The disco lighting created lots of odd effects unimagined by Murnau. The pumping music did not exactly sync with the movie — it wasn’t intended as accompaniment, really — but I’ve heard worse attempts at scoring. And they’d really put a lot of effort and imagination into creating a vampire nightclub, including people playing vampires who prowled up and down or danced on podiums by the screen. It was all fine. I hate night clubs, but I was happy to have a beer, walk about, watch NOSFERATU for a bit…

NOSFRATU ended… I prepared for BLADE… and NOSFERATU began again. Of course they weren’t going to sync the start of one film to the end of the other. NOSFERATU was just screen-filler. They would start BLADE whenever.

The thing is, I don’t actually like BLADE, so having enjoyed the venue and seen a bit of NOSFERATU under unique circumstances, I left. The thought of being in a night club, even a vampire one, for an indeterminate period, was intolerable to me. I enjoyed what I’d had — would strongly recommend Hidden Door (it’s still running) to those who enjoy nights out — but it wasn’t really for me. And the reward for staying in the club would have been BLADE…

I warmed to Stephen Norrington at the time his debut, DEATH MACHINE, came out, because he did an interview saying “We are the generation that hates LONDON KILLS ME.” He was foursquare against gritty British social realism, which was the only flavour on sale at the time apart from heritage Merchant-Ivory stuff. I was with him. We might also have been the generation that hates DEATH MACHINE, I’m not sure — I never saw it.

BLADE had an impressive opening sequence, but one that invalidate the rest of the film — once you’d seen Wesley Snipes effortlessly kill a hundred vampires, there didn’t seem much point sticking around. Then Norrington made the autobiographical tortured genius film THE LAST MINUTE, which I haven’t seen, then THE LEAGUE OF EXTRAORDINARY GENTLEMEN, oh dear. I recently learned that Sean Connery had been set to do a film with Milos Forman until his experience with Norrington made him retire instead. Another reason to dislike this loud mess.

Norrington hasn’t made a film since, which is pretty remarkable. Normally, you do a film of that size, and SOMEBODY will hire you again. There’s a story there, but a lot of disagreement about what it is…

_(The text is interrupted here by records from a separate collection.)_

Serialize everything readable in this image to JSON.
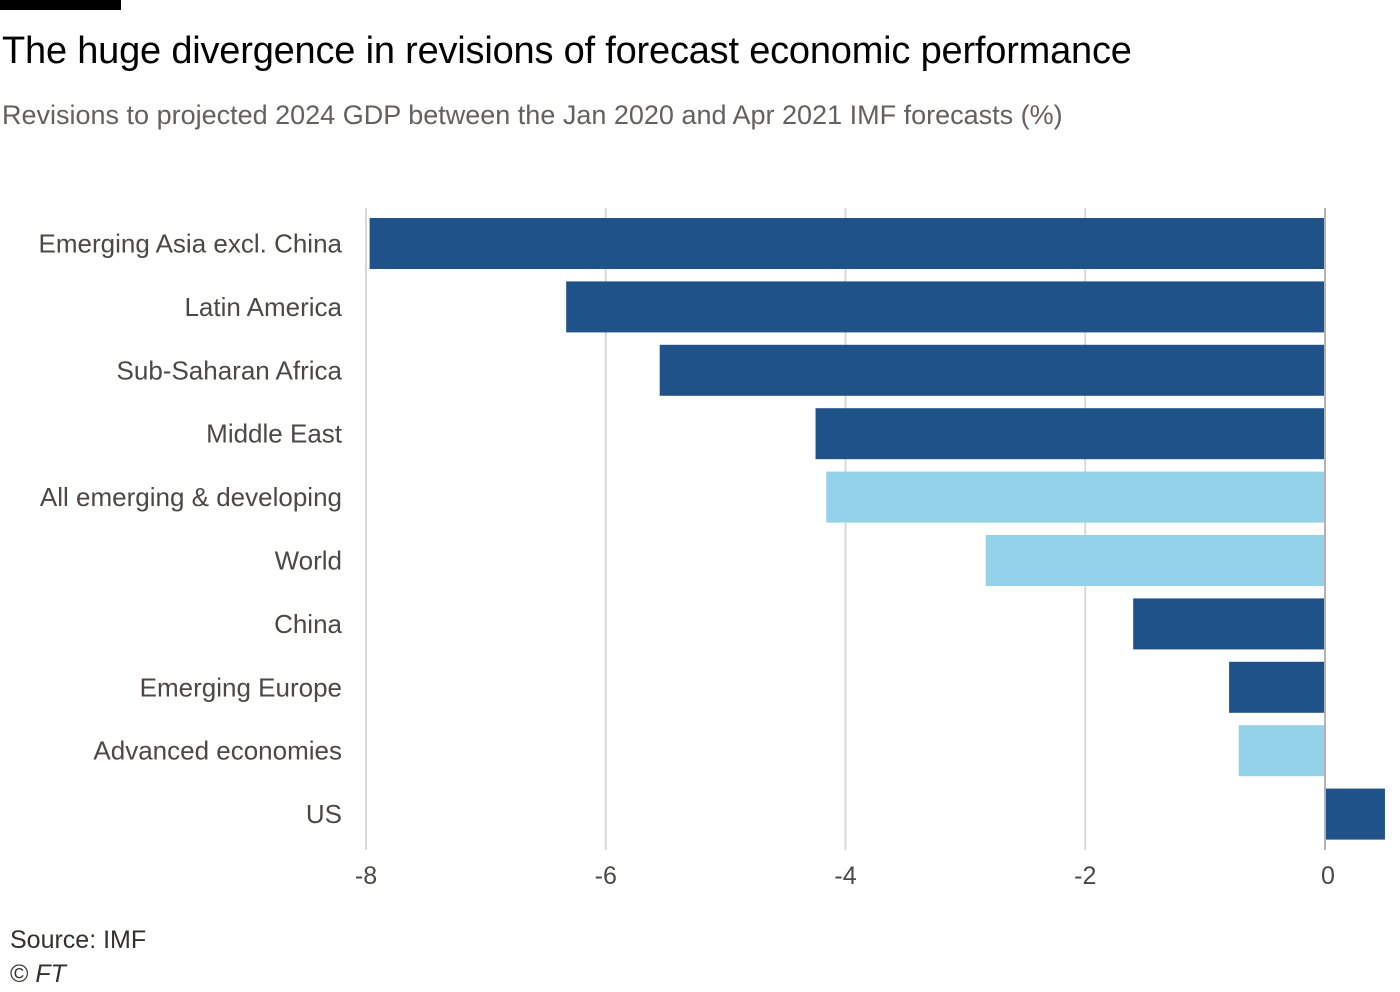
{
  "header": {
    "title": "The huge divergence in revisions of forecast economic performance",
    "subtitle": "Revisions to projected 2024 GDP between the Jan 2020 and Apr 2021 IMF forecasts (%)"
  },
  "footer": {
    "source": "Source: IMF",
    "copyright_symbol": "©",
    "copyright_owner": "FT"
  },
  "colors": {
    "regional": "#1f5288",
    "aggregate": "#93d2e8",
    "gridline": "#d9d9d9",
    "zero_line": "#b3b3b3",
    "text": "#4d4845",
    "top_rule": "#000000"
  },
  "chart_data": {
    "type": "bar",
    "orientation": "horizontal",
    "title": "The huge divergence in revisions of forecast economic performance",
    "subtitle": "Revisions to projected 2024 GDP between the Jan 2020 and Apr 2021 IMF forecasts (%)",
    "xlabel": "",
    "ylabel": "",
    "xlim": [
      -8,
      0.5
    ],
    "xticks": [
      -8,
      -6,
      -4,
      -2,
      0
    ],
    "xtick_labels": [
      "-8",
      "-6",
      "-4",
      "-2",
      "0"
    ],
    "grid": true,
    "legend": "none",
    "categories": [
      "Emerging Asia excl. China",
      "Latin America",
      "Sub-Saharan Africa",
      "Middle East",
      "All emerging & developing",
      "World",
      "China",
      "Emerging Europe",
      "Advanced economies",
      "US"
    ],
    "values": [
      -7.97,
      -6.33,
      -5.55,
      -4.25,
      -4.16,
      -2.83,
      -1.6,
      -0.8,
      -0.72,
      0.5
    ],
    "bar_color_keys": [
      "regional",
      "regional",
      "regional",
      "regional",
      "aggregate",
      "aggregate",
      "regional",
      "regional",
      "aggregate",
      "regional"
    ]
  }
}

From one party I heard that everybody on LOXG hated Norrington. He famously didn’t attend the premiere. Another friend bumped into Norrington and heard his side of it. He’d been treated abominably. My friend was totally convinced by his account. But it doesn’t take too much finagling to find a theory that would square both versions: possibly Norrington was being mistreated by the producers, and this made him hard to work with, and Connery loathes disorganisation, and Norrington wound up universally unpopular but it wasn’t originally his fault. I don’t know. But I do find it hard to forgive him for using up Sean Connery right before he would have made the Milos Forman film. We are the generation that hates THE LEAGUE OF EXTRAORDINARY GENTLEMEN.